Most of the close to 40 communities that the Bench Marks Foundation works with confirm that they have seen little or no benefits from mining.
Yet another aspect of the mining crisis is the presence of artisanal miners, or Zama Zamas. It is estimated that there are 30000 Zama Zamas in Gauteng. These are people whose desperation to earn an income has forced them to work the remaining minerals in abandoned mines in dangerous conditions. Their contribution to the economy as a whole cannot be denied. With a dependency ratio of 1:8, these 30000 miners provide sustenance to a quarter of a million people. Bench Marks has proposed a clear strategy for incorporating these people into the formal economy.
We cannot go on pretending that all is well in mining and that the only real issue is policy certainty. All we are doing is exporting our natural treasures. Its called extraction economics. The profits largely go offshore.

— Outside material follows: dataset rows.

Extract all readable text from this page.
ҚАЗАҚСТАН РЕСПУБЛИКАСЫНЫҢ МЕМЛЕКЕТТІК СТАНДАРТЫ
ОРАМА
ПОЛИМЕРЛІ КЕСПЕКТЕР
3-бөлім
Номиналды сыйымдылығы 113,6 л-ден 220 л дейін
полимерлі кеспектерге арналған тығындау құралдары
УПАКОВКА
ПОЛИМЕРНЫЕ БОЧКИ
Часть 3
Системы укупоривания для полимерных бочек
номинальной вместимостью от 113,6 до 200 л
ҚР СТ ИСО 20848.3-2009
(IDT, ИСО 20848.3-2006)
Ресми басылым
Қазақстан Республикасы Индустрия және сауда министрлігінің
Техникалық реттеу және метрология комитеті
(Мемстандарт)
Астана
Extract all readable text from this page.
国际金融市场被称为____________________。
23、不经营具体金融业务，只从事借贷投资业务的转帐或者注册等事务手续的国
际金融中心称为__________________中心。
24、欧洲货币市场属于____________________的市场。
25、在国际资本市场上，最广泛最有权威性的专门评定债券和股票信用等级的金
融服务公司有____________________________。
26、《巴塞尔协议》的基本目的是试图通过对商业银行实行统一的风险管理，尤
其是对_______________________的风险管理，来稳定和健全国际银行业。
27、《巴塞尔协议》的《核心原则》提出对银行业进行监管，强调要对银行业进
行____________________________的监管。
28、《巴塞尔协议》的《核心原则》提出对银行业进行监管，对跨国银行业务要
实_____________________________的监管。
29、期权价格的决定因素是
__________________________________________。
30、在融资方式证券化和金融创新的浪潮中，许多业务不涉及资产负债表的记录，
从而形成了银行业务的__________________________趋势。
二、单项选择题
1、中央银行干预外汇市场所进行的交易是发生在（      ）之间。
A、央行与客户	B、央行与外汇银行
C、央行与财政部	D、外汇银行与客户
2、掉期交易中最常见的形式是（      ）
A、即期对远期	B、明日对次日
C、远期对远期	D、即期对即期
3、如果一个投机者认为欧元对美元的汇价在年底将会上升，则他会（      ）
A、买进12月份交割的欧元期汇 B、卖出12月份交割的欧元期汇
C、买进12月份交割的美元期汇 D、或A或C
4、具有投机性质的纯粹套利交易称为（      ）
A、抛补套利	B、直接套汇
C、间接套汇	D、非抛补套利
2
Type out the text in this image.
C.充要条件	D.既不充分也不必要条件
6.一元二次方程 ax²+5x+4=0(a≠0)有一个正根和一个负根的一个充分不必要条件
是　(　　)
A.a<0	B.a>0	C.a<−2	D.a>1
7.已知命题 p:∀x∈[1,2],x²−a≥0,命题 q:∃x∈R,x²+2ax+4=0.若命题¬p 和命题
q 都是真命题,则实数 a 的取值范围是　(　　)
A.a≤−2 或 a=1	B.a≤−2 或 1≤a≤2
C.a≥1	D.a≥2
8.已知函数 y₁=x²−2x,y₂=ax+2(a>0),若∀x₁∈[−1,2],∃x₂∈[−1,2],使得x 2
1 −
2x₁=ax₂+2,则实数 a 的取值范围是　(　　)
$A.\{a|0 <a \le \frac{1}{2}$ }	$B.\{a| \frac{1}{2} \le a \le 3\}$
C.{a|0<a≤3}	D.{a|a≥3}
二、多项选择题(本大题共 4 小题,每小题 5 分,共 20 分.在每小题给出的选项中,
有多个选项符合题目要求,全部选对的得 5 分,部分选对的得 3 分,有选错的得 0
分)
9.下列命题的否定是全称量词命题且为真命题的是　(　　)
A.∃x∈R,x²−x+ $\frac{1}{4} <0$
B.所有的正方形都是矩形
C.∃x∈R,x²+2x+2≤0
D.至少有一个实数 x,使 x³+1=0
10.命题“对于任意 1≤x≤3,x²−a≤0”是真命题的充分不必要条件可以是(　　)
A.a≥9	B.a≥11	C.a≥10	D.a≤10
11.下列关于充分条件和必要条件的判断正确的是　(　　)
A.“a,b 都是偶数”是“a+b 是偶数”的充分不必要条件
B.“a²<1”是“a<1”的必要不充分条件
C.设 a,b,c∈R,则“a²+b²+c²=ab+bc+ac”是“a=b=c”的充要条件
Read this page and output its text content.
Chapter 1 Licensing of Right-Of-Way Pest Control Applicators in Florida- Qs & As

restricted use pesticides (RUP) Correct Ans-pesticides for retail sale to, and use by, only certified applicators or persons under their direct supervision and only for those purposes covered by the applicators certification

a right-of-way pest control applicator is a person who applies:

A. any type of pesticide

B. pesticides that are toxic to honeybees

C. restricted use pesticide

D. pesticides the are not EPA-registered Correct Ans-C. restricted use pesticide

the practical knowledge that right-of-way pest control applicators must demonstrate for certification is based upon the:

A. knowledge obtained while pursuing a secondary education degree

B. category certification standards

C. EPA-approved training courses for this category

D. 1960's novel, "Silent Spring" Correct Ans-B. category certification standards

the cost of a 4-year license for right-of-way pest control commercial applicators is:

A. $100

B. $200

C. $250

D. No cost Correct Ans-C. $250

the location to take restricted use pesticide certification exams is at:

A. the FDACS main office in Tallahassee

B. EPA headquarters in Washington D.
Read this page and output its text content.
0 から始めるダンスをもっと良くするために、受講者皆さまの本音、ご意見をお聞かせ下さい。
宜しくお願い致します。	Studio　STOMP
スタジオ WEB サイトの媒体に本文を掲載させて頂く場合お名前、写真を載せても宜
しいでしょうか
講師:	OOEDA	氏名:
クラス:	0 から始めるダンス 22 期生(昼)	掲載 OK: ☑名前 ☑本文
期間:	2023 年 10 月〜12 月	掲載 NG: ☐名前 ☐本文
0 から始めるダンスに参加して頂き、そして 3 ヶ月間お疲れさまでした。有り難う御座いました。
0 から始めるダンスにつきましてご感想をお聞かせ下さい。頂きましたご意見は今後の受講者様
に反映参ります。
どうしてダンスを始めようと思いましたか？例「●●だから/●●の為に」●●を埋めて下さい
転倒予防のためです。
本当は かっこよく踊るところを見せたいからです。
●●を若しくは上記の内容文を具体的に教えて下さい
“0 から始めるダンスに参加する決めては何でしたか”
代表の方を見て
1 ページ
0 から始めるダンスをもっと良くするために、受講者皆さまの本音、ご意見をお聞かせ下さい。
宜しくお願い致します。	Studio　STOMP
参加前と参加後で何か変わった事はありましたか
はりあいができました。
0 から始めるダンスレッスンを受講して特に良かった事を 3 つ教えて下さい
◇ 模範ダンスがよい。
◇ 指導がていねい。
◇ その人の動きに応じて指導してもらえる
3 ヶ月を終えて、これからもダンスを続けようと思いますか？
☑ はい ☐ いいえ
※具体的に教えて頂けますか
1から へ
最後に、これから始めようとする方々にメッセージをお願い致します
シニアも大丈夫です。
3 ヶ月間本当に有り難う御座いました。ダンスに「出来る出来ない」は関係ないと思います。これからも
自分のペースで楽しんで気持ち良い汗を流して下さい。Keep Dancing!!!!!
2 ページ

Most of these challenges can be dealt with if we addressed the inherent power dynamics of heavily skewed power relations on the one hand, and addressed the issue of social justice for communities on the other hand.
For seven years Bench Marks has worked on the Independent Capacity Building Fund, which gives resources to communities.
These include technical access to specialist expertise and for the community to empower itself with information and knowledge. It also involves communities developing the ability to organise themselves, arrange meetings and consultations, and explore alternatives, and if the mine is accepted, to determine how it will relate to the community.
Access to social justice is urgently needed. Communities with problems at present have nowhere to turn.
The very companies we are talking about claim to respect communities, engage with them, bring benefits to community’s wellbeing and respect the environment and want zero harm. But this is far from the truth. To address this need Bench Marks has also developed the Independent Problem Solving Service (IPSS), an alternative dispute resolution approach. Our experience tells us that company mechanisms don’t work.
Hard evidence is always required in these matters. Such evidence is not always easy to lead. For example, if a community complains about cracked housing the mine investigates and finds the house cracked because it was built of inferior material. Thus the problem is not resolved and communities get angrier. Bench Marks community investigators have also found that the use of company grievance mechanisms doesn’t even get a response when they report a problem.
The IPSS that Bench Marks has developed is based on an interventionist approach using skilled impartial facilitators to act as mediators between communities and mining companies using dialogue and trust building to resolve problems in a non-adversarial and non-evidence based system.
A second key aspect is access to justice, including access to information, knowledge, geographic issues and psychological impacts, and trusting, feeling welcome and comfortable with the process.
In this way we can begin to address and resolve the many problems that communities experience.
The challenge is whether mining companies will respond appropriately, be willing to significantly shift and become of part of the solution, or will they stick with old discredited practices that cause all these problems? We want sustainable communities that can determine their own future. If the industry does not fully participate in and trust this new approach it must face the consequences of ongoing disruption to its operations that will only intensify over time. We cannot afford to let the country go up in flames.
Bishop Jo Seoka is the chairperson of Bench Marks Foundation.